Even more importantly, discovering the different forms of cancers or other illnesses in the ancient individuals provides valuable insight into today's diseases and how they evolved genetically over time, she said.
"We can reconstruct the evolutionary pathways of important diseases such as tuberculosis or malaria that are still present today and are still a major health problem," Zink said.
The tiniest bit of genetic material can provide astonishing details, he said, like when they discovered that the 5,000-year-old Iceman in EURAC's care was lactose intolerant and had Lyme disease.
"These mummies are important resources for all kinds of research and if they aren't conserved in a good way, we lose a lot of information because their protein and DNA degrades," he said.
As the Vatican Museums continues its conservation efforts, the next step will be examining the two child-size mummies, which Amenta said, might actually be mummified animals or falcons, which would not be unusual.
Examinations also began in January on the many layers of linen wrappings on a second mummy, she said. The wrappings around the face and neck had been ripped or cut open by someone long ago -- probably looking for the precious jewels and gold often positioned under the wrappings or around the face of mummies, she said.
The woven wrappings display "splendid craftsmanship," and since they're cut rather cleanly open, experts can look for clues in the different layers, much like a geologist would.
In June, together with the Louvre in Paris and the Dutch National Museum of Antiquities in Leiden, the Vatican will host the "First Vatican Coffin Conference."
The Vatican is spearheading the initiative to study the construction and painting techniques of sarcophagi during Egypt's so-called Third Intermediate Period, which was 3,000 years ago.
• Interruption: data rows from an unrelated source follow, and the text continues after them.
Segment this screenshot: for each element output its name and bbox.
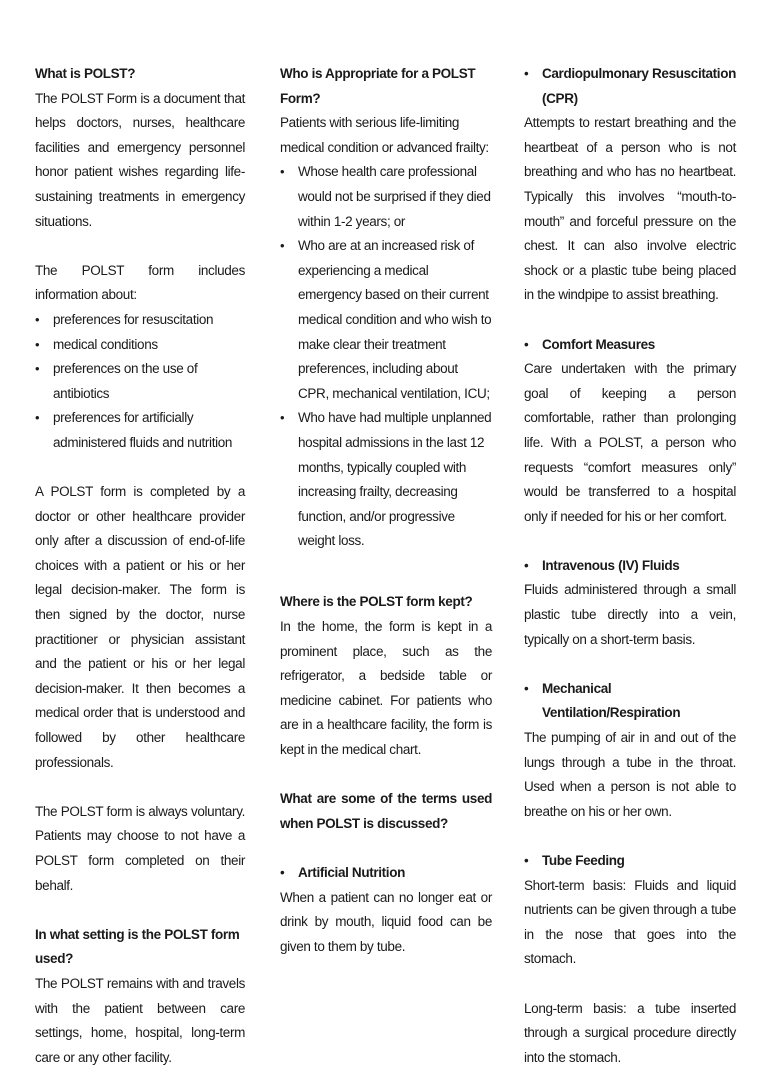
mechanical-ventilation-text: The pumping of air in and out of the lungs through a tube in the throat. Used when a person is not able to breathe on his or her own. — [524, 730, 736, 819]
list-item: • medical conditions — [35, 333, 245, 358]
tube-feeding-heading: • Tube Feeding — [524, 849, 736, 874]
iv-fluids-text: Fluids administered through a small plastic tube directly into a vein, typically on a short-term basis. — [524, 582, 736, 647]
tube-feeding-short-term: Short-term basis: Fluids and liquid nutrients can be given through a tube in the nose that goes into the stomach. — [524, 877, 736, 967]
mechanical-ventilation-heading: • Mechanical Ventilation/Respiration — [524, 677, 736, 726]
list-item: • preferences for artificially administered fluids and nutrition — [35, 406, 245, 455]
cpr-heading: • Cardiopulmonary Resuscitation (CPR) — [524, 62, 736, 111]
where-kept-heading: Where is the POLST form kept? — [280, 594, 473, 610]
iv-fluids-heading: • Intravenous (IV) Fluids — [524, 554, 736, 579]
who-appropriate-heading: Who is Appropriate for a POLST Form? — [280, 66, 476, 106]
includes-intro: The POLST form includes information about: — [35, 262, 245, 303]
tube-feeding-long-term: Long-term basis: a tube inserted through a surgical procedure directly into the stomach. — [524, 1000, 736, 1065]
column-3 — [524, 62, 736, 1070]
list-item: • Who have had multiple unplanned hospital admissions in the last 12 months, typically coupled with increasing frailty, decreasing function, and/or progressive weight loss. — [280, 406, 492, 554]
includes-list — [35, 308, 245, 456]
terms-heading: What are some of the terms used when POLST is discussed? — [280, 791, 492, 831]
setting-text: The POLST remains with and travels with the patient between care settings, home, hospital, long-term care or any other facility. — [35, 975, 245, 1065]
column-2 — [280, 62, 492, 959]
list-item: • preferences on the use of antibiotics — [35, 357, 245, 406]
list-item: • Whose health care professional would not be surprised if they died within 1-2 years; or — [280, 160, 492, 234]
list-item: • preferences for resuscitation — [35, 308, 245, 333]
comfort-measures-text: Care undertaken with the primary goal of keeping a person comfortable, rather than prolonging life. With a POLST, a person who requests “comfort measures only” would be transferred to a hospital only if needed for his or her comfort. — [524, 361, 736, 524]
comfort-measures-heading: • Comfort Measures — [524, 333, 736, 358]
completed-by-text: A POLST form is completed by a doctor or other healthcare provider only after a discussion of end-of-life choices with a patient or his or her legal decision-maker. The form is then signed by the doctor, nurse practitioner or physician assistant and the patient or his or her legal decision-maker. It then becomes a medical order that is understood and followed by other healthcare professionals. — [35, 484, 245, 770]
where-kept-text: In the home, the form is kept in a prominent place, such as the refrigerator, a bedside table or medicine cabinet. For patients who are in a healthcare facility, the form is kept in the medical chart. — [280, 619, 492, 758]
what-is-polst-heading: What is POLST? — [35, 66, 136, 81]
column-1 — [35, 62, 245, 1070]
who-appropriate-list — [280, 160, 492, 554]
setting-heading: In what setting is the POLST form used? — [35, 926, 240, 967]
who-appropriate-intro: Patients with serious life-limiting medical condition or advanced frailty: — [280, 115, 489, 155]
artificial-nutrition-text: When a patient can no longer eat or drink by mouth, liquid food can be given to them by tube. — [280, 889, 492, 954]
cpr-text: Attempts to restart breathing and the heartbeat of a person who is not breathing and who has no heartbeat. Typically this involves “mouth-to-mouth” and forceful pressure on the chest. It can also involve electric shock or a plastic tube being placed in the windpipe to assist breathing. — [524, 115, 736, 303]
artificial-nutrition-heading: • Artificial Nutrition — [280, 861, 492, 886]
what-is-polst-text: The POLST Form is a document that helps doctors, nurses, healthcare facilities and emergency personnel honor patient wishes regarding life-sustaining treatments in emergency situations. — [35, 90, 245, 229]
list-item: • Who are at an increased risk of experiencing a medical emergency based on their current medical condition and who wish to make clear their treatment preferences, including about CPR, mechanical ventilation, ICU; — [280, 234, 492, 406]
voluntary-text: The POLST form is always voluntary. Patients may choose to not have a POLST form completed on their behalf. — [35, 803, 245, 893]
It will be the first time internationally renowned scholars from a variety of disciplines will compare their research on the period's coffins, which reflect the clerical culture of the increasingly powerful Theban high priests, she said.
No in-depth, comprehensive studies have been done on the period's wood painting technique, she said, and no ancient Egyptian texts have been found explaining the process.
Scholars wonder whether they are the same techniques used in medieval times "and so we are studying these sarcophagi the same way we study medieval panel paintings."
But "we're finding out that the more we advance, the more we discover we know nothing," she added.